Published works

Published works

The Effect of Hazard Reduction Burning on the Fuel Array in Nature Reserves and Urban Parks in the Australian Capital Territory Conference Paper 2014

TitleThe Effect of Hazard Reduction Burning on the Fuel Array in Nature Reserves and Urban Parks in the Australian Capital Territory Conference Paper 2014
Publication TypeConference Paper
Year of Publication2015
AuthorsLeavesley, AJ, Mallela, J, Seddon, J, Corrigan, T, Cooper, N, Levine, B
Conference NameBushfire and Natural Hazards CRC and AFAC Wellington Conference 2014
Date Published02/2015
Abstract

Hazard reduction burning is a key component of the fuel management program in the Australian Capital Territory (ACT). Burning is used in a variety of situations depending on the applicable fuel standard, proximity to property, aims of land management and suitability of alternative methods. The main aim of this study was to characterise the changes in the fuel array due to the ACT hazard reduction burning program. We established 187 plots within 38 hazard reduction burns and adjacent unburnt areas. The fuel in all plots was characterised using the Overall Fuel Hazard Assessment (OFHA) method and then re-assessed following burning.

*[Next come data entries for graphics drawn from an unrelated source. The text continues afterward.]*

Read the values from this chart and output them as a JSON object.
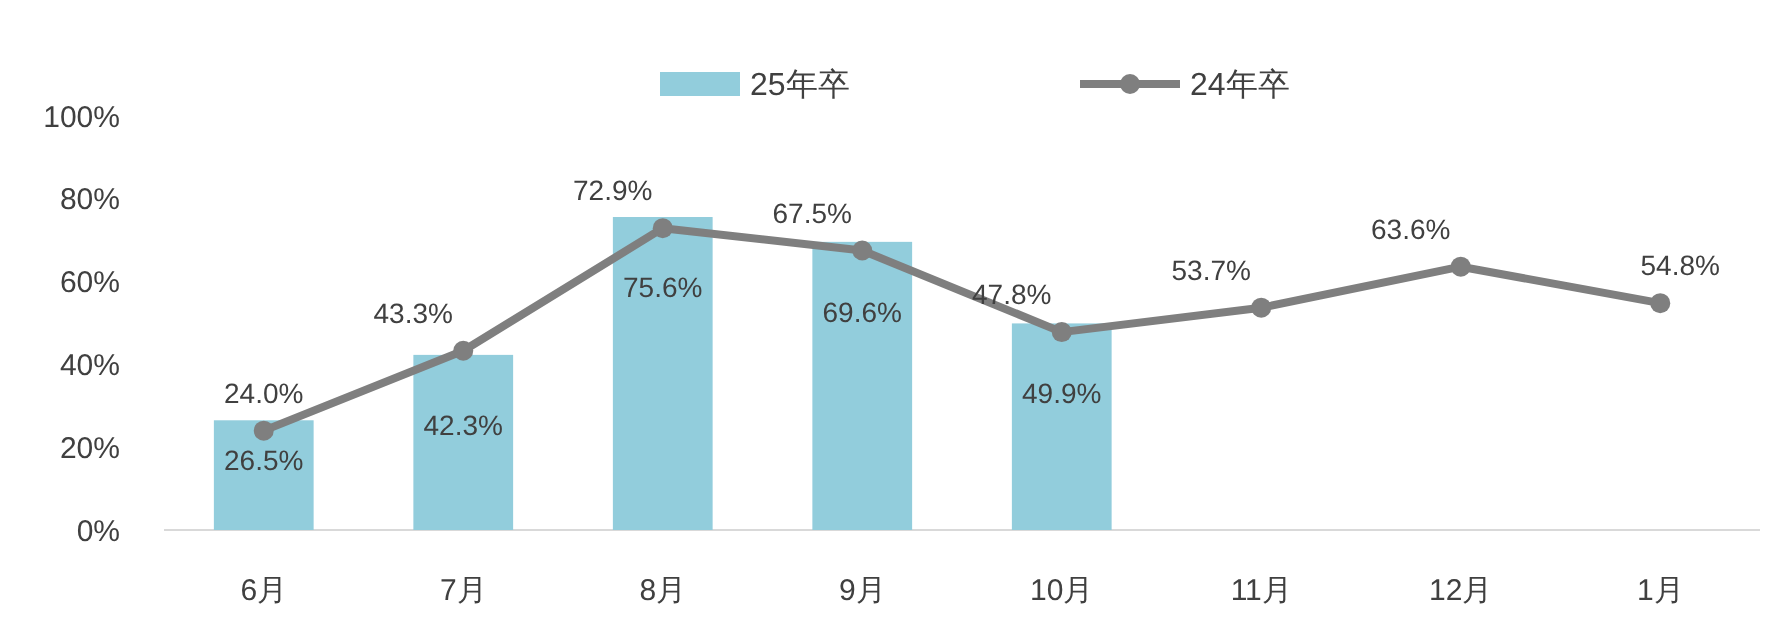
{
  "chart_data": {
    "type": "bar",
    "categories": [
      "6月",
      "7月",
      "8月",
      "9月",
      "10月",
      "11月",
      "12月",
      "1月"
    ],
    "ylim": [
      0,
      100
    ],
    "yticks": [
      {
        "value": 0,
        "label": "0%"
      },
      {
        "value": 20,
        "label": "20%"
      },
      {
        "value": 40,
        "label": "40%"
      },
      {
        "value": 60,
        "label": "60%"
      },
      {
        "value": 80,
        "label": "80%"
      },
      {
        "value": 100,
        "label": "100%"
      }
    ],
    "grid": false,
    "legend": "top",
    "marker": "circle",
    "series": [
      {
        "name": "25年卒",
        "color": "#92cddc",
        "values": [
          26.5,
          42.3,
          75.6,
          69.6,
          49.9,
          null,
          null,
          null
        ],
        "value_labels": [
          "26.5%",
          "42.3%",
          "75.6%",
          "69.6%",
          "49.9%",
          null,
          null,
          null
        ]
      },
      {
        "name": "24年卒",
        "type": "line",
        "color": "#7f7f7f",
        "values": [
          24.0,
          43.3,
          72.9,
          67.5,
          47.8,
          53.7,
          63.6,
          54.8
        ],
        "value_labels": [
          "24.0%",
          "43.3%",
          "72.9%",
          "67.5%",
          "47.8%",
          "53.7%",
          "63.6%",
          "54.8%"
        ]
      }
    ]
  }
}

Opportunistic assessments of four unplanned fires were also taken for comparison. The average OFHA prior to burning was High. This reflected the dense grassy fuels, relatively sparse shrub layer and abundance of smooth-barked gum trees in Canberra’s nature reserves. Following burning the OFHA was reduced to an average of Moderate. The component of the assessment which exhibited the greatest change was the near-surface fuel which was usually consumed. Changes in bark fuel hazard and elevated fuel hazard were minimal. Surface litter had a minor effect on the OFHA because of the high grass cover in most systems and the incomplete combustion of litter. The sensitivity of the OFHA method to grass means that the OFHA may rapidly return to High – i.e. when the grass cover approaches 50 percent. In contrast, wildfires reduced the OFHA to Low, due to much greater consumption of the elevated, bark and surface litter fuels. We predict that the OFHA at sites burnt by wildfire will increase more slowly because of the slower pace of re-growth of woody vegetation.